Коттон взглянул на нее поверх очков:
— Предупреждаю тебя, кузина, нужна большая чистка.
— Полна решимости выскоблить дом как можно скорее. Когда эпидемия оспы сойдет на нет, поеду в Бостон и сдам дом в аренду. Нам нужны деньги. Расскажи мне о городе.
Он вытер дочиста свою тарелку, набил трубку табаком Джона и откинулся назад в плетеном кресле.
— Должен сказать, некоторые англичане, не лишенные чувства чести, оставляли оплату за занимавшиеся ими дома. К сожалению, это не ваш случай. Другие оставляли деньги на ремонт поломанной мебели. За домом Джона Хэнкока хорошо ухаживали, а в доме нашего кузена Сэмюела Куинси многое поломано. Не думаю, что было приказано ломать. Все зависело от личностей. Встречаются джентльмены, встречаются и свиньи.
На следующее утро сообщения о происходящем в Бостоне распространились со скоростью стаи птиц, летящей на юг. Британцы заклепали свои пушки, но значительное число осталось в рабочем состоянии. Полковник Генри Нокс быстро установил над ними контроль и принял меры к восстановлению поврежденных, лавки, склады и частные дома патриотов подверглись разграблению, но многие британские лавки остались нетронутыми. Тысячи бежавших сторонников короны не смогли вывезти свое имущество, и оставшееся вполне возместило украденное, поломанное, сожженное.
Абигейл написала Джону о своих настроениях перед началом сева и о том, как она чувствовала себя, когда красномундирники еще находились в Бостоне.
«Тогда мы не знали, можно ли посеять и посадить для себя, удастся ли собрать плоды нашего труда, сможем ли мы остаться в своих домах, или же придется искать убежище в дюнах; теперь же мы чувствуем, что можем сидеть в своем саду и наслаждаться тем, что родит наша земля.
Я ощущаю в сердце невиданную радость. Мне кажется, что солнце посветлело, птицы поют мелодичнее и природа стала добрее. Мы наслаждаемся мирным состоянием, и бедные беженцы возвращаются в покинутые ими дома».
После ухода чужеземного врага из Бостона в городе распространились слухи, что следующая битва произойдет в Нью-Йорке, где англичане сосредоточили крупные силы.

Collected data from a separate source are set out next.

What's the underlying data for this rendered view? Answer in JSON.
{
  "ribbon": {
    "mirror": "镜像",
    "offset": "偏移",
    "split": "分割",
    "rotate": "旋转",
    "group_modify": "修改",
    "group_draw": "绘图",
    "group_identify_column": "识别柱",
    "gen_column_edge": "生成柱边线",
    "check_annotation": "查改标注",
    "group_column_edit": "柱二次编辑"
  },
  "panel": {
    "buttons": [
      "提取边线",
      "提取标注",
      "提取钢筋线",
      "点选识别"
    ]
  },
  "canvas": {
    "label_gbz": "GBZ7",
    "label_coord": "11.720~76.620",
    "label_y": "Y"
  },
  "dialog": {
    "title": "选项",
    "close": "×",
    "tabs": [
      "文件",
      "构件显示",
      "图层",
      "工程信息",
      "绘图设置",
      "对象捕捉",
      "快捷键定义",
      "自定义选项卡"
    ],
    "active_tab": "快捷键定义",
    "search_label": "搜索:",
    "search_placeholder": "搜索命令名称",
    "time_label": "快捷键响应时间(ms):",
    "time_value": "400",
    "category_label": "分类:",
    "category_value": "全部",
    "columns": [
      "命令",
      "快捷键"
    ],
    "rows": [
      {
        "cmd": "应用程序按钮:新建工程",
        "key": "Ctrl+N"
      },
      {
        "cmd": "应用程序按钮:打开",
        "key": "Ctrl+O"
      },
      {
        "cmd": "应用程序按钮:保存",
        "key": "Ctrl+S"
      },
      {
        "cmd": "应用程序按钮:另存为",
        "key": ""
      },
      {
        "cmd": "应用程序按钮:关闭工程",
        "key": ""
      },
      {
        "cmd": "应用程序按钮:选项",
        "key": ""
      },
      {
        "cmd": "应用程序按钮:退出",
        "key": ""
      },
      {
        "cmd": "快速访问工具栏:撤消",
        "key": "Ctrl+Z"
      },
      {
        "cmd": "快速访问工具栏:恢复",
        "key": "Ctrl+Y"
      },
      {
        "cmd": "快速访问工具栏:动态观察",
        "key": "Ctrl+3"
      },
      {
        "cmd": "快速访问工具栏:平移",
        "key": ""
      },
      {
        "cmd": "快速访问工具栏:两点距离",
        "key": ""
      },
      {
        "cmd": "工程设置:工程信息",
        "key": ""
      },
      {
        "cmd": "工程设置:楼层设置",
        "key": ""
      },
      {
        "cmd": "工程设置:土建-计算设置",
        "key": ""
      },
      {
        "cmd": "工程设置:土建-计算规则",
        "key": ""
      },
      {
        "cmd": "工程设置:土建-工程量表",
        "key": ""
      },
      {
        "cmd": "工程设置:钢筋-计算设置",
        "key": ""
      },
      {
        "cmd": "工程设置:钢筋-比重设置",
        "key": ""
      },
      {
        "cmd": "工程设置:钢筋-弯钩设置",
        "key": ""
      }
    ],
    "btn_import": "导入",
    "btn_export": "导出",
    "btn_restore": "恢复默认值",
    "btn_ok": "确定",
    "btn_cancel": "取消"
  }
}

Абигейл обратила внимание на противника домашнего очага — мужчину, написав мужу, своему личному адвокату в Конгрессе:
«В новом своде законов, который, как я полагаю, тебе надлежит составить, я хотела бы, чтобы ты помнил о женщинах и проявил к ним больше щедрости и благосклонности, чем твои предшественники. Не отдавай в руки мужей неограниченную власть. Помни, все мужчины тираны, когда это им удается. Если не будут проявлены особая забота и внимание к женщинам, мы поднимем бунт… Откажись от грубого титула хозяина в пользу более нежного и дорогого титула друга. Почему бы не лишить злобу и беззаконие возможности бездумно проявлять к нам грубость и бесчестие? Разумные мужчины всех возрастов возмущены обычаями смотреть на нас как на вассалов вашего пола. Считайте, что само Провидение поставило нас под вашу защиту, и в подражание Всевышнему используйте эту власть ради нашего счастья».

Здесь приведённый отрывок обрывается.